After only few days from the release of Ubuntu 7.10, the pendrivelinux.com has released the new manual to install this new version of the famous Linux distro on a USB key and we have posted a short but effective review about this new manual on our Linux Page (in Spanish). As usual the instruction contained on the site are very clear and simple to follow. We have been able to create our Ubuntu 7.10 Key in less than 40 minutes and without any particular problem. Unfortunately, we were not able to save the changes we had made to personalize our USB key but we really enjoy the possibilities offered by a so powerful OS as Ubuntu (if someone knows how to save the changes, please, post a comment – Thanks). Strongly recommended!
This week, in our Linux Page (in Spanish) we have posted a brief but complete review about Krusader: one of the best file manager for KDE. As we all know, in the next Ubuntu 7.10 we will find the new Dolphin beyond to the traditional Konqueror (the KDE file manager and universal viewer) but we would like to prefer to keep your attention on this twin panel file manager. The complete list of Krusader’s features is so long that we prefer to underline just the main ones. In fact, two of the most interesting features are the remote connection manager and the special function for synchronizing directories which are very simple to use. Moreover the possibility of creating a customized menu gets Krusader very user friendly. Recommended!
This week we have reviewed a useful multiplatform (Windows, Linux and OS X) software dedicated to all the people who desire read their favorite web-sites also when disconnected from the web. HTTrack is a very powerful program which contains easy (not always unfortunately) features to download complete websites and navigate them when outline. In our Freeware Page you can find a brief but incisive review about this program. Moreover for the Linux geeks, we inserted some tips (how to install and useful links) about HTTrack in our Linux Page. Sometimes the use of HTTrack could be a little difficult but after some experiments you will be able to manage it without problems. Enjoy it!

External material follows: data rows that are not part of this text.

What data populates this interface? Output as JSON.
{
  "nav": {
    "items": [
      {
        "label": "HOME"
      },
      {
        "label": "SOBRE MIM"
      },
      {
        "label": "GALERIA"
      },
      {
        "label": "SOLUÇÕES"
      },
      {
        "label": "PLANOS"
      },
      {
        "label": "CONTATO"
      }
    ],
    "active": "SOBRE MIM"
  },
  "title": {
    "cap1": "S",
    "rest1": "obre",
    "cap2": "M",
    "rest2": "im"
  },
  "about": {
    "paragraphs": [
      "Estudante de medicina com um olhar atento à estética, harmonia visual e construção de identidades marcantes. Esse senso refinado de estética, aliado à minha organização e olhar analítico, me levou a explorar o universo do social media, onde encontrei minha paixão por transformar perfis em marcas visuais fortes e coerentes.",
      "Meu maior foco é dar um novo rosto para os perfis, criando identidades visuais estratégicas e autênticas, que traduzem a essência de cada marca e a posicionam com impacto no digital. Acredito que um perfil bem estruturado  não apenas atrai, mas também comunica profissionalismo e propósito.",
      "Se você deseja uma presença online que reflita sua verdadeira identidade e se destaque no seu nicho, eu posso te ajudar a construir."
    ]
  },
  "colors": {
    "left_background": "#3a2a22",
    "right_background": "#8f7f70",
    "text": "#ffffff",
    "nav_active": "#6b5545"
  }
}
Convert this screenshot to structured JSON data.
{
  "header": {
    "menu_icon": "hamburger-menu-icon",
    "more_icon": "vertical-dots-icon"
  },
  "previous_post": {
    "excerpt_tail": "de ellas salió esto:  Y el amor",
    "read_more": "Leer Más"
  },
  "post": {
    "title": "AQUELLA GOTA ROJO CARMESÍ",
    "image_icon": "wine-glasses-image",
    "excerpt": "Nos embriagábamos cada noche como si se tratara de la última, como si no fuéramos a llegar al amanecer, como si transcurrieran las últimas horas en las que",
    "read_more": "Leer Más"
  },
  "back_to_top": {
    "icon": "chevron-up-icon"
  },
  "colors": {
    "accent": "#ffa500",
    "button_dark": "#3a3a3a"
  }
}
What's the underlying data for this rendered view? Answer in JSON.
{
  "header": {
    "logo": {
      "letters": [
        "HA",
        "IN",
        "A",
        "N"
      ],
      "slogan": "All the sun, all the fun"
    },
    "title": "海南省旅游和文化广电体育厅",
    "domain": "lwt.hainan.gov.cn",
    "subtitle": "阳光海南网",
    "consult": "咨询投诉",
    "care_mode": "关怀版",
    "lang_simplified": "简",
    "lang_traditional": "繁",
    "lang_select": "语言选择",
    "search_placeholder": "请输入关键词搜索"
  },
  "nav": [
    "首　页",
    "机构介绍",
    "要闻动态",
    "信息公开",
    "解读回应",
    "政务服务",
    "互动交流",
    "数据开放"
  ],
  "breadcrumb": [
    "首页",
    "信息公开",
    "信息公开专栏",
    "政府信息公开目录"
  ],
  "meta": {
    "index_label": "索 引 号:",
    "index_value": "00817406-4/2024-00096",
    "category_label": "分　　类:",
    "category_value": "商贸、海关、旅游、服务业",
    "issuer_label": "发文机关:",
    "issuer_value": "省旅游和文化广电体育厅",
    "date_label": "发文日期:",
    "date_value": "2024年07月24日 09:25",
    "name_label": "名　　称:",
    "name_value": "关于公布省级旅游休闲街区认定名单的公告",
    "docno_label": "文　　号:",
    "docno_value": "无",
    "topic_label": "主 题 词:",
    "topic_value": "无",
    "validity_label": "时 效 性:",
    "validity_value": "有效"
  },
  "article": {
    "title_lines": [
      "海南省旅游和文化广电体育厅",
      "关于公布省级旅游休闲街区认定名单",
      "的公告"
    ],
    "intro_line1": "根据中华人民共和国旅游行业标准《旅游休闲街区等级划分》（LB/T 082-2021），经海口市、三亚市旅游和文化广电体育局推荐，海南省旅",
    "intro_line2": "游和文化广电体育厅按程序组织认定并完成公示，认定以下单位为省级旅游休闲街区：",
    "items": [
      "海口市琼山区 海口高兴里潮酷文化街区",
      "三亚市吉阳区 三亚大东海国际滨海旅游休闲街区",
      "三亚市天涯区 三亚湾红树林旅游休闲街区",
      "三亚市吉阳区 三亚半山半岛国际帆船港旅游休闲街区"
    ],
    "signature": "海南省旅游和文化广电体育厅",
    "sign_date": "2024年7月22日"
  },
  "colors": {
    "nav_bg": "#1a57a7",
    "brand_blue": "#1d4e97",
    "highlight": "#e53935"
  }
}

Today, in our Linux Page (in Spanish) we have post a review about Qtpfsgui: a very powerful program to create HDR images. Qtpfsgui supports the following HDR formats: OpenEXR, Radiance RGBE, Tiff (16bit, 32bit and LogLuvand), Raw image and PFS native. Obviously also LDR extensions are well managed: JPEG, PNG, PPM, PBM, and TIFF(8 bit). Using this program you can easily create terrific looking HDR files from a set of images (formats: JPEG, TIFF 8bit and 16bit, RAW) of the same scene taken at different exposure setting. The program is very easy to use and after just few minutes you learn how to use it properly. Last but not least, the Qtpfsgui website has a link to useful documentation in French and a (unfortunately missing) link for Ubuntu users.